Dott.ssa Letizia Architravo
Il formicolio notturno alle mani, una presa che si indebolisce e un dolore diffuso al polso sono segnali che non andrebbero mai ignorati. Spesso, dietro a questi disturbi si nasconde la sindrome del tunnel carpale, una condizione molto comune che, se riconosciuta in tempo, può essere gestita efficacemente con rimedi non invasivi, migliorando notevolmente la qualità della vita quotidiana.
Cos'è la sindrome del tunnel carpale
Per comprendere questa sindrome, bisogna immaginare il "tunnel carpale" come uno stretto passaggio anatomico situato alla base del polso, formato da ossa e da un legamento. All'interno di questo canale transita il nervo mediano, che controlla la sensibilità e il movimento di pollice, indice, medio e di una parte dell'anulare. La sindrome si manifesta quando lo spazio all'interno di questo tunnel si riduce, causando una compressione del nervo. Questa pressione, se prolungata, irrita il nervo e ne compromette la funzionalità, dando origine ai sintomi tipici.
I sintomi caratteristici: formicolio, dolore e perdita di forza
I sintomi del tunnel carpale sono inconfondibili e tendono a peggiorare gradualmente. Inizialmente, si manifesta un fastidioso formicolio alle mani, soprattutto alle prime tre dita, che compare tipicamente durante la notte, tanto da svegliare chi ne soffre. Altri segnali precoci includono una sensazione di intorpidimento o di "mano addormentata" al risveglio. Con il progredire della compressione, il dolore può irradiarsi dal polso all'avambraccio e la perdita di sensibilità può diventare costante. In una fase più avanzata, si può verificare una diminuzione della forza nella presa, rendendo difficili gesti semplici come abbottonare una camicia o svitare un barattolo.
Chi è più a rischio
Esistono diversi fattori che possono aumentare la probabilità di sviluppare la sindrome del tunnel carpale. Le donne sono colpite con una frequenza tre volte maggiore rispetto agli uomini, probabilmente a causa di fattori ormonali e di un tunnel carpale anatomicamente più stretto. Le attività lavorative e ricreative che implicano movimenti ripetitivi della mano e del polso, come l'uso prolungato del mouse, il lavoro a maglia o l'utilizzo di strumenti vibranti, rappresentano un rischio significativo. Altre condizioni predisponenti includono la gravidanza, la menopausa, il diabete, l'artrite reumatoide e l'ipotiroidismo.
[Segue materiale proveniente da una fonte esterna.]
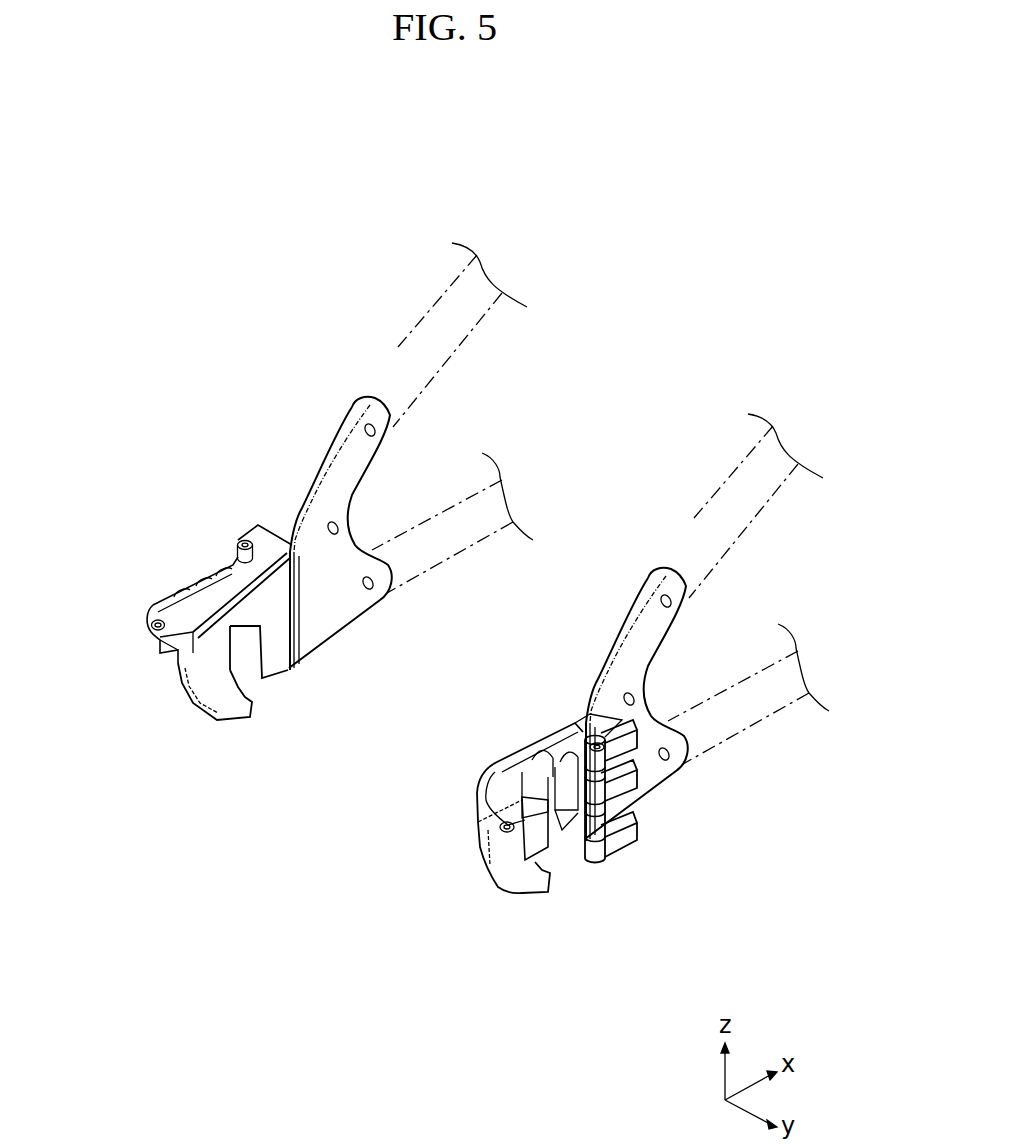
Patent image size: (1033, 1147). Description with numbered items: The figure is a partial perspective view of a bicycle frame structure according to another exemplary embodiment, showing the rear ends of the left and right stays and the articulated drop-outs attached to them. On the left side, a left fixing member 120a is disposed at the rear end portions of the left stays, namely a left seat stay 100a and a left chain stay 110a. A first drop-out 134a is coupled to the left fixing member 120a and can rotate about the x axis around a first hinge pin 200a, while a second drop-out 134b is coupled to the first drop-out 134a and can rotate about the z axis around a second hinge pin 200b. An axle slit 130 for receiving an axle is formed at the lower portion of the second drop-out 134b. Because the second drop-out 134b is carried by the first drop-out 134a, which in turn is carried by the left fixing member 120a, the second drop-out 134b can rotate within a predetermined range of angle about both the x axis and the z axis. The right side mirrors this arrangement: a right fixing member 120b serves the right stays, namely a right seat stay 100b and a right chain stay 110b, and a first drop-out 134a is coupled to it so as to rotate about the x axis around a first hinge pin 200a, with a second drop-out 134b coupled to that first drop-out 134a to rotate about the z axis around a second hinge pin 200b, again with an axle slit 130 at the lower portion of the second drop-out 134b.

Rimedi non chirurgici: tutori e integratori
La cura del tunnel carpale, nelle fasi iniziali e moderate, si concentra su approcci conservativi. L'utilizzo di tutori per il polso, specialmente durante la notte, è uno dei rimedi più efficaci: mantengono l'articolazione in una posizione neutra, riducendo la pressione sul nervo mediano e alleviando i sintomi notturni. Parallelamente, possono essere di grande aiuto specifici integratori per la salute dei nervi. Formulazioni a base di vitamine del gruppo B, in particolare B6 e B12, e di acido alfa-lipoico, un potente antiossidante, contribuiscono a proteggere il tessuto nervoso e a migliorarne la funzionalità. Per un sollievo sintomatico dal dolore, si possono applicare localmente delle creme antidolorifiche.
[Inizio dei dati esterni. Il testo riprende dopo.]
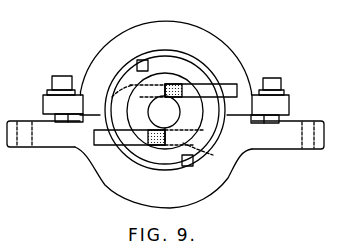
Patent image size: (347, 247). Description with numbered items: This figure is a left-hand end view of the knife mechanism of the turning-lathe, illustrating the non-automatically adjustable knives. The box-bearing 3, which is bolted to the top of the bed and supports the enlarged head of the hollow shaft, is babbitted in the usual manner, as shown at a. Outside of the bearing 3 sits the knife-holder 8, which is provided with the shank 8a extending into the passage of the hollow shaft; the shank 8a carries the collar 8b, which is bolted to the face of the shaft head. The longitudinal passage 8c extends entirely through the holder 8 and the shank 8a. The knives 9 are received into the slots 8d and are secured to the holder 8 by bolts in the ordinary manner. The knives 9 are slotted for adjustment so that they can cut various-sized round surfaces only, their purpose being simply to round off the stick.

The box-bearing 3 is at (231, 168).
The babbitt a is at (177, 51).
The knife-holder 8 is at (173, 73).
The shank 8a is at (116, 97).
The collar 8b is at (136, 67).
The longitudinal passage 8c is at (164, 112).
The slots 8d is at (200, 150).
The knives 9 is at (228, 84).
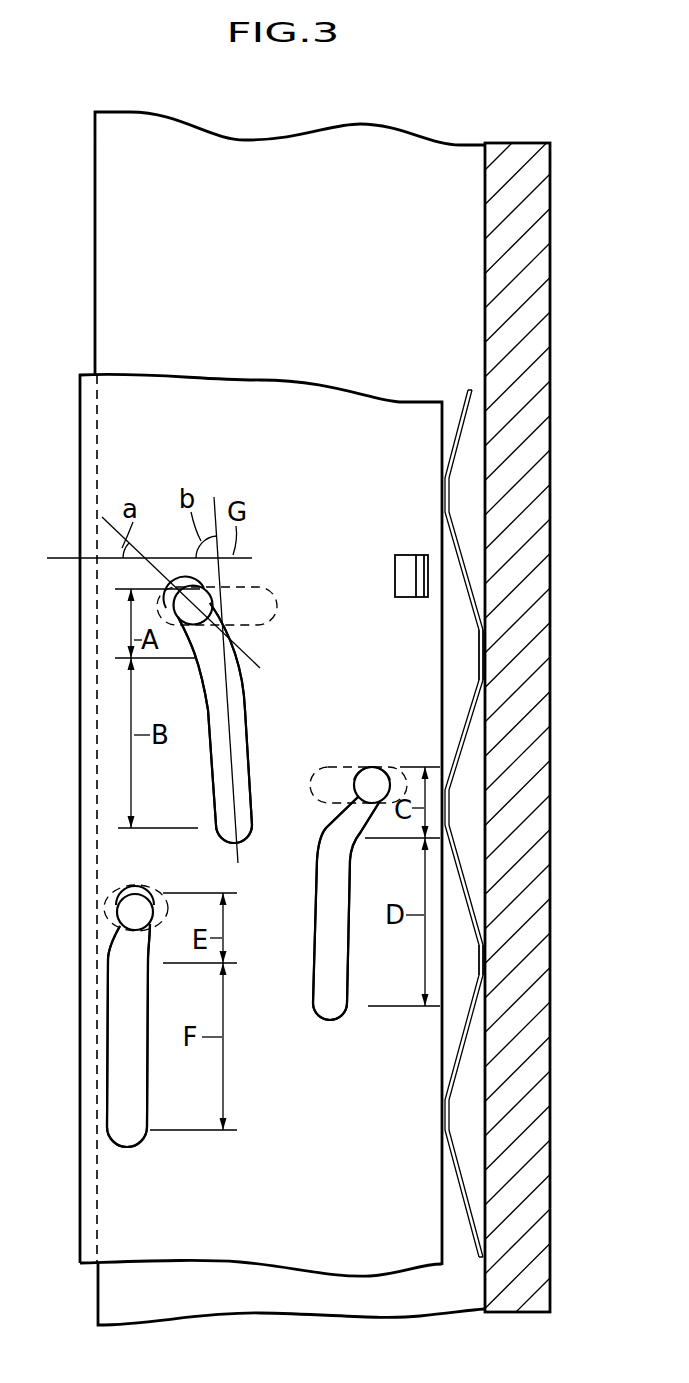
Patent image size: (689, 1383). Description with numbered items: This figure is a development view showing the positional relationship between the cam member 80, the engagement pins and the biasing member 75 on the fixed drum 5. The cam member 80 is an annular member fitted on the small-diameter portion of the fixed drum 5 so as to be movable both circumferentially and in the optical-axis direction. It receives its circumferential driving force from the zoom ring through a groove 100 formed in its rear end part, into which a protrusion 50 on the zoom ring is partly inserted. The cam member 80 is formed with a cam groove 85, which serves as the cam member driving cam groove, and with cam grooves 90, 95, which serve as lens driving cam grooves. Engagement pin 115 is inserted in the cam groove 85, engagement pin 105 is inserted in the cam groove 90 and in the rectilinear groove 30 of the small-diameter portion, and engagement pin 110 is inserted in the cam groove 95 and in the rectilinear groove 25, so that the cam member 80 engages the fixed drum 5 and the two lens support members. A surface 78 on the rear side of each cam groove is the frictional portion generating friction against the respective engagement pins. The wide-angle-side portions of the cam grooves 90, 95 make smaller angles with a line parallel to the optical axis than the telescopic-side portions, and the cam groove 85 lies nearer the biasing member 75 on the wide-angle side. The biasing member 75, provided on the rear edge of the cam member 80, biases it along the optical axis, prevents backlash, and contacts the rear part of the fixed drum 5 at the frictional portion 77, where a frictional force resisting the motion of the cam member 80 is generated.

The fixed drum 5 is at (118, 232).
The cam member 80 is at (125, 433).
The rectilinear groove 30 is at (272, 587).
The engagement pin 105 is at (213, 604).
The groove 100 is at (373, 606).
The protrusion 50 is at (418, 597).
The biasing member 75 is at (526, 823).
The frictional portion 77 is at (477, 640).
The surface 78 is at (255, 700).
The rectilinear groove 25 is at (311, 778).
The engagement pin 110 is at (372, 768).
The cam groove 90 is at (258, 710).
The engagement pin 115 is at (138, 886).
The cam groove 95 is at (327, 864).
The cam groove 85 is at (138, 990).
Consigli di ergonomia per prevenire il disturbo
La prevenzione gioca un ruolo chiave. Adottare corrette posture e abitudini può ridurre drasticamente il rischio. È importante fare pause regolari durante le attività manuali ripetitive e assicurarsi che la postazione di lavoro sia ergonomica, con mouse e tastiera posizionati in modo da non costringere il polso in posizioni anomale. Eseguire semplici esercizi per il tunnel carpale, come stretching delicato del polso e delle dita, aiuta a mantenere i tendini flessibili e a ridurre la rigidità, contribuendo a mantenere il nervo mediano libero da compressioni.